Nous arrivons à Ollantaytambo le 9 juin, jour … de mon anniversaire. Claire me dit que j’ai carte blanche. Bon je me fais plaisir sans péter le compte en banque non plus : Pizza Hawaïenne (mon petit faible), brownie au chocolat avec boule de glace, le tout accompagné d’une bière, et le soir, une mignonette de Rhum Cartavio 12 ans d’âge. Il manquerait plus qu’on aille au Machu Picchu le lendemain et ça serait parfait ! Oh mais … attendez 😉 !

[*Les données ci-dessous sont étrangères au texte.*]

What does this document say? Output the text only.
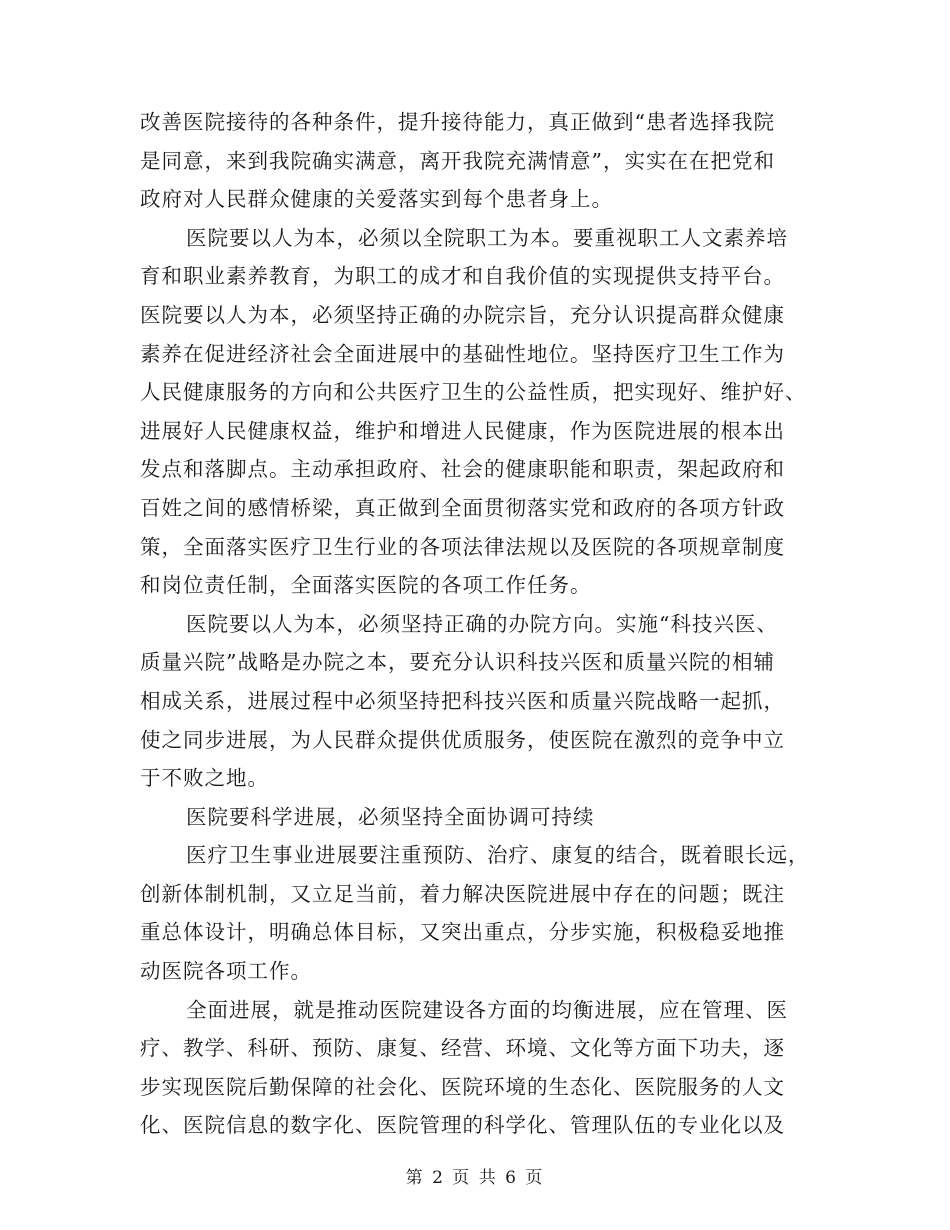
改善医院接待的各种条件，提升接待能力，真正做到“患者选择我院
是同意，来到我院确实满意，离开我院充满情意”，实实在在把党和
政府对人民群众健康的关爱落实到每个患者身上。
医院要以人为本，必须以全院职工为本。要重视职工人文素养培
育和职业素养教育，为职工的成才和自我价值的实现提供支持平台。
医院要以人为本，必须坚持正确的办院宗旨，充分认识提高群众健康
素养在促进经济社会全面进展中的基础性地位。坚持医疗卫生工作为
人民健康服务的方向和公共医疗卫生的公益性质，把实现好、维护好、
进展好人民健康权益，维护和增进人民健康，作为医院进展的根本出
发点和落脚点。主动承担政府、社会的健康职能和职责，架起政府和
百姓之间的感情桥梁，真正做到全面贯彻落实党和政府的各项方针政
策，全面落实医疗卫生行业的各项法律法规以及医院的各项规章制度
和岗位责任制，全面落实医院的各项工作任务。
医院要以人为本，必须坚持正确的办院方向。实施“科技兴医、
质量兴院”战略是办院之本，要充分认识科技兴医和质量兴院的相辅
相成关系，进展过程中必须坚持把科技兴医和质量兴院战略一起抓，
使之同步进展，为人民群众提供优质服务，使医院在激烈的竞争中立
于不败之地。
医院要科学进展，必须坚持全面协调可持续
医疗卫生事业进展要注重预防、治疗、康复的结合，既着眼长远，
创新体制机制，又立足当前，着力解决医院进展中存在的问题；既注
重总体设计，明确总体目标，又突出重点，分步实施，积极稳妥地推
动医院各项工作。
全面进展，就是推动医院建设各方面的均衡进展，应在管理、医
疗、教学、科研、预防、康复、经营、环境、文化等方面下功夫，逐
步实现医院后勤保障的社会化、医院环境的生态化、医院服务的人文
化、医院信息的数字化、医院管理的科学化、管理队伍的专业化以及
第 2 页 共 6 页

Pizza Hawaïenne, une valeur sûre!

Pizza Hawaïenne, une valeur sûre!

Cusco

De retour du Machu Picchu, nous nous hâtons de découvrir les délices que les restaurants de la ville ont à offrir. En effet, après Lima, Cusco est considérée comme la seconde ville gastronomique du Pays, et les prix y sont plus abordables que dans la capitale. Commence alors une petite routine consistant à repérer les p’tits restos sympa, à la fois sur Internet mais aussi lors de nos déambulations. Une fois l’heureux élu choisi, à table ! Claire a systématiquement la même requête lorsque les plats arrivent : « Prend le mien en photo en premier, comme ça moi au moins … je mange chaud ! » Voici notre escapade culinaire cusquenienne en image :

Les plats locaux

La cuisine de la Sierra se compose essentiellement de patates, de maïs, et d’animaux locaux comme le lama ou le Cuy (notre animal mystère, voir plus loin). Nous commençons notre festival des papilles avec les Chicharones au Victor, Victoria : une côte de porc grillée, accompagnée d’un épi de maïs bouilli, de patates, d’oignons cru et … de feuilles de menthe. Goûtu, copieux et pas cher : 20 sols (5.68€) ! Et une bonne bière pour faire passer le tout ! Nous nous laissons tenter par un « Menu del Día  » comprenant Soupe – Amuses-gueule – Plat – Vin et Dessert. Grave erreur l’ami !! Même si le menu parait alléchant, et à un prix imbattable : 20 sols (5,68 €), les plats proposés sont ridiculement petits, et peu savoureux. Bon, on commence avec la soupe de Quinoa, j’ai parlé trop vite, elle est excellente. La Quinoa est une céréale abondante au Pérou, si bien qu’elle est présente partout : bière de quinoa, chocolat à la quinoa, risotto de quinoa etc. (ça me fait penser à Bouba dans Forest Gump, bon lui c’était la crevette !) Pour la suite, Claire prend le Lomo Saltado, LA spécialité de la Sierra : du filet mignon de boeuf cuit en lamelles avec des p’tits oignons et des tomates, et … les frites qui baignent souvent dans le tout malheureusement. Là ce n’était pas le cas. Pour ma part je cède pour l’Alpaca a la plancha (Lama grillé), un peu sec. En tout cas, les « Menu del Día c’est fini pour nous !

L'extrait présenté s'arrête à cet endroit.